Un sourire vint à la lèvre de Franz.

— Eh bien ! petite sœur, dit-il d’un accent soumis, — ne parlons plus de cela, puisque vous le voulez… J’aurais donné beaucoup pour savoir… mais je vois bien que vous êtes intraitable à l’endroit d la discrétion.

Gertraud poussa un grand soupir de soulagement ; elle triomphait naïvement au-dedans d’elle-même. Elle n’avait rien dit.

Franz, de son côté, n’avait point l’air trop désolé pour un vaincu. Le refus péremptoire qu’il venait de subir ne le plongeait point dans un découragement très-amer. Un observateur même médiocre eût deviné, à l’expression de son visage, qu’il savait à peu près ce qu’il voulait savoir.

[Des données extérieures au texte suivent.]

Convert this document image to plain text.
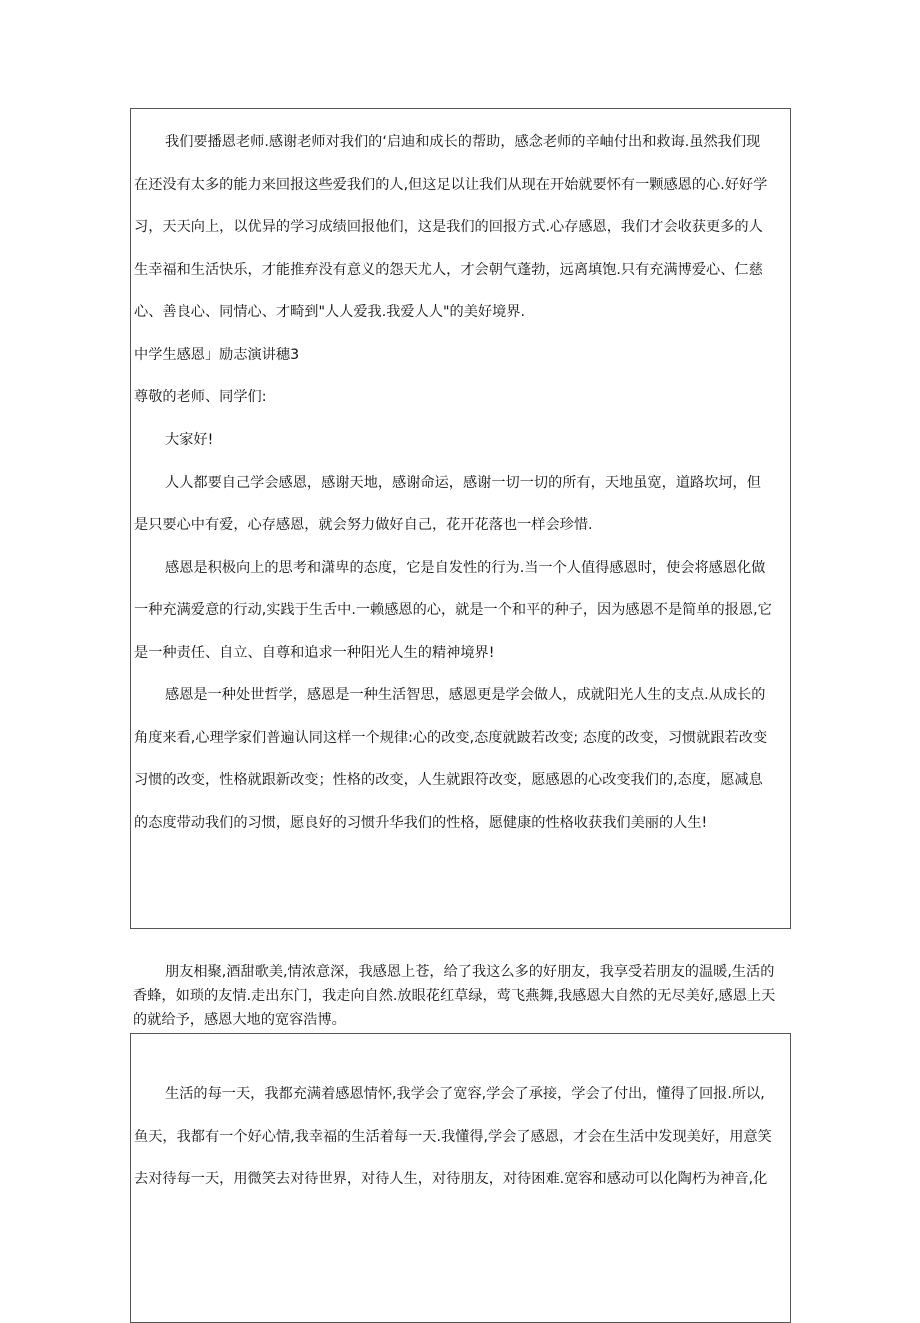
我们要播恩老师.感谢老师对我们的‘启迪和成长的帮助，感念老师的辛岫付出和救诲.虽然我们现
在还没有太多的能力来回报这些爱我们的人,但这足以让我们从现在开始就要怀有一颗感恩的心.好好学
习，天天向上，以优异的学习成绩回报他们，这是我们的回报方式.心存感恩，我们才会收获更多的人
生幸福和生活快乐，才能推弃没有意义的怨天尤人，才会朝气蓬勃，远离填饱.只有充满博爱心、仁慈
心、善良心、同情心、才畸到"人人爱我.我爱人人"的美好境界.
中学生感恩」励志演讲穗3
尊敬的老师、同学们:
大家好!
人人都要自己学会感恩，感谢天地，感谢命运，感谢一切一切的所有，天地虽宽，道路坎坷，但
是只要心中有爱，心存感恩，就会努力做好自己，花开花落也一样会珍惜.
感恩是积极向上的思考和潇卑的态度，它是自发性的行为.当一个人值得感恩时，使会将感恩化做
一种充满爱意的行动,实践于生舌中.一赖感恩的心，就是一个和平的种子，因为感恩不是简单的报恩,它
是一种责任、自立、自尊和追求一种阳光人生的精神境界!
感恩是一种处世哲学，感恩是一种生活智思，感恩更是学会做人，成就阳光人生的支点.从成长的
角度来看,心理学家们普遍认同这样一个规律:心的改变,态度就跛若改变; 态度的改变，习惯就跟若改变
习惯的改变，性格就跟新改变；性格的改变，人生就跟符改变，愿感恩的心改变我们的,态度，愿减息
的态度带动我们的习惯，愿良好的习惯升华我们的性格，愿健康的性格收获我们美丽的人生!
朋友相聚,酒甜歌美,情浓意深，我感恩上苍，给了我这么多的好朋友，我享受若朋友的温暖,生活的
香蜂，如琐的友情.走出东门，我走向自然.放眼花红草绿，莺飞燕舞,我感恩大自然的无尽美好,感恩上天
的就给予，感恩大地的宽容浩博。
生活的每一天，我都充满着感恩情怀,我学会了宽容,学会了承接，学会了付出，懂得了回报.所以,
鱼天，我都有一个好心情,我幸福的生活着每一天.我懂得,学会了感恩，才会在生活中发现美好，用意笑
去对待每一天，用微笑去对待世界，对待人生，对待朋友，对待困难.宽容和感动可以化陶朽为神音,化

De sorte que les deux enfants étaient enchantés tous les deux, Gertraud d’avoir gardé son secret, Franz de l’avoir surpris. Heureuse bataille où il n’y avait ni vainqueur ni vaincu, et où les deux armées, comme cela se fait souvent sur de plus grands théâtres, chantaient le Te Deum à l’unisson.

— Je vous obéis, petite sœur, reprit Franz, tandis que Gertraud calmée le regardait en souriant, — et je mets de côté ces questions qui vous déplaisent… nous avons, ma foi, bien autre chose à dire !… cet homme qui n’est pas votre père n’a laissé nulle trace à mon hôtel… je ne sais pas si je pourrai le retrouver jamais, mais qu’importe, en définitive !… La manière dont on agit avec moi signifie quelque chose : mon père est évidemment là-dessous, et l’on ne traite pas ainsi un enfant qu’on a l’intention d’abandonner ensuite.